Sunday, August 12, 2018

Reflections on Simple Moments, My Mom, and the Love That Does Not Die


Yesterday when I first arrived to visit my mother she appeared totally checked out and unresponsive to the staff who were talking to her. As I get right down to her eye level and kiss her lips and smile and wrap my arms around my mother, it is like she wakes up and comes alive. Her eyes open and she smiles and we gaze at each other and her whole energy shifts. 

Then, out in the garden area, my mo
ther and I spend much of our time simply sitting together and holding hands. And Mom sits quietly with this smile that speaks to how she is present and pleased and experiencing peace. 

My mom always breaks our silence to share something about her experience. Today: “It’s so pleasant to have you by my side.” It’s so peaceful.” When I ask how she’s doing today, Mom responds, “Right now? Wonderful because you’re here.” ... “It’s so wonderful having you here by my side.”

I flash back to the one therapist of mine who met my mom in 1985 when my mother traveled 2,500 miles from Michigan to Oregon - when I was in inpatient alcohol and drug treatment - to make sure everyone here (my family, my therapist, the people in the treatment center) all knew it wasn’t her who was “bad,” it was me. That therapist told me later that my mother was compelled to push away love and that there was nothing I could ever do to make her love me. I’d been told for decades by therapists that I would need to grieve my mother as a death. And, indeed, that is what I’d been doing for many years. 

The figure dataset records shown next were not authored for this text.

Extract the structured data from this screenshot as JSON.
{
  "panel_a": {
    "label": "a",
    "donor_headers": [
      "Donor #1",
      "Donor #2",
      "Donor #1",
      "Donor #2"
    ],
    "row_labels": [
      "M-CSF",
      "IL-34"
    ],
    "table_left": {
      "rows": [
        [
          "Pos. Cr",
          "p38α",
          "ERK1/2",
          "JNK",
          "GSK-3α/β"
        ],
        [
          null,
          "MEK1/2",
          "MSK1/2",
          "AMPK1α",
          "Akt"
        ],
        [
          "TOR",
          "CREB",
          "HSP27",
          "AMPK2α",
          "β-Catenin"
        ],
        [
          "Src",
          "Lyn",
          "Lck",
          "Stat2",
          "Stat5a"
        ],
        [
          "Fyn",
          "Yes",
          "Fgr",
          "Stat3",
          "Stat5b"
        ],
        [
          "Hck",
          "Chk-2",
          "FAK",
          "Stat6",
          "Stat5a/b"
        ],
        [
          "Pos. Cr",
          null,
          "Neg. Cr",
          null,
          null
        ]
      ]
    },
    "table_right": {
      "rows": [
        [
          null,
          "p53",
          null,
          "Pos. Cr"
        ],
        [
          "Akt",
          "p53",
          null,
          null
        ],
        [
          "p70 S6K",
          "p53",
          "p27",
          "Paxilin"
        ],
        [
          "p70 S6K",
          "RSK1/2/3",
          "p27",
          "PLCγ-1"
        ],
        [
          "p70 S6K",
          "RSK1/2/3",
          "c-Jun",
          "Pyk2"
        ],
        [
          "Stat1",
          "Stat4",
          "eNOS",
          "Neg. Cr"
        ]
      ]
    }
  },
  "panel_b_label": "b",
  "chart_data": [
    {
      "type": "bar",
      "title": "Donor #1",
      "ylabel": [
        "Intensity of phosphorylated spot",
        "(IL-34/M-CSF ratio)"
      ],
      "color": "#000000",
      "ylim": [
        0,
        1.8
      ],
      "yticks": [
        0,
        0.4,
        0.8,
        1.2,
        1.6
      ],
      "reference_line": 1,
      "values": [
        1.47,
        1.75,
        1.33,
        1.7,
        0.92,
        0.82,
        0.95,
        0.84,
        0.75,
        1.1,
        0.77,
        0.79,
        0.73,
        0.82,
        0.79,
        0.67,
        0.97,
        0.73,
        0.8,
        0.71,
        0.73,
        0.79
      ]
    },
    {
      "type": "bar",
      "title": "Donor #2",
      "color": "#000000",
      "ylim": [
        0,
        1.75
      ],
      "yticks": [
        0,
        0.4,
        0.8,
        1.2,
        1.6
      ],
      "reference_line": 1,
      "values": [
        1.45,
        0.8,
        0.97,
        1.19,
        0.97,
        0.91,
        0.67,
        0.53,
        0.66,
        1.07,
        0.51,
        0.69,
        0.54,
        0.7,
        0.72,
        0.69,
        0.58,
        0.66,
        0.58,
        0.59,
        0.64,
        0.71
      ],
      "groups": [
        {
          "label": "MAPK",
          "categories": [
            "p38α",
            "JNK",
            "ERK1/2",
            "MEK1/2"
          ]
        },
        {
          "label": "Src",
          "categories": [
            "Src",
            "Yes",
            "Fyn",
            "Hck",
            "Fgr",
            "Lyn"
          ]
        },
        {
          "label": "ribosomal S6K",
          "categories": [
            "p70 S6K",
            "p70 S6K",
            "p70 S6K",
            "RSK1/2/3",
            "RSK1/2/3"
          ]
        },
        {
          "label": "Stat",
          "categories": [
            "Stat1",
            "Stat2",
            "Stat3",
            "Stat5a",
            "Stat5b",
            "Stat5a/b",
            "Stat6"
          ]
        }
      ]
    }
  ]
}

Today I am reminded again and again that everything is impermanent. Some people never wake up and truly experience loving and being loved. But this is not the story for my mother and me. With powerful antipsychotic medications and antidepressants, with just enough forgetting and forgiveness, and - most of all - with the miracles and power of love, at age 87 my mother began to awaken and experience freedom from the tortured prison of her severe mental illness. After a lifetime of resistance and fear, she began to open her heart to love. Not a day passes that I don’t give deep thanks for this miracle that I’d thought impossible. 

Today all the narcissistic entitlement and image management and fear and rage and separation and self-hatred projected outward is gone. And my mama and I are left with these simple moments of smiles and hand holding and gazing and lovely breezes and peacefulness and reminders that, under it all, there is this love that does not die.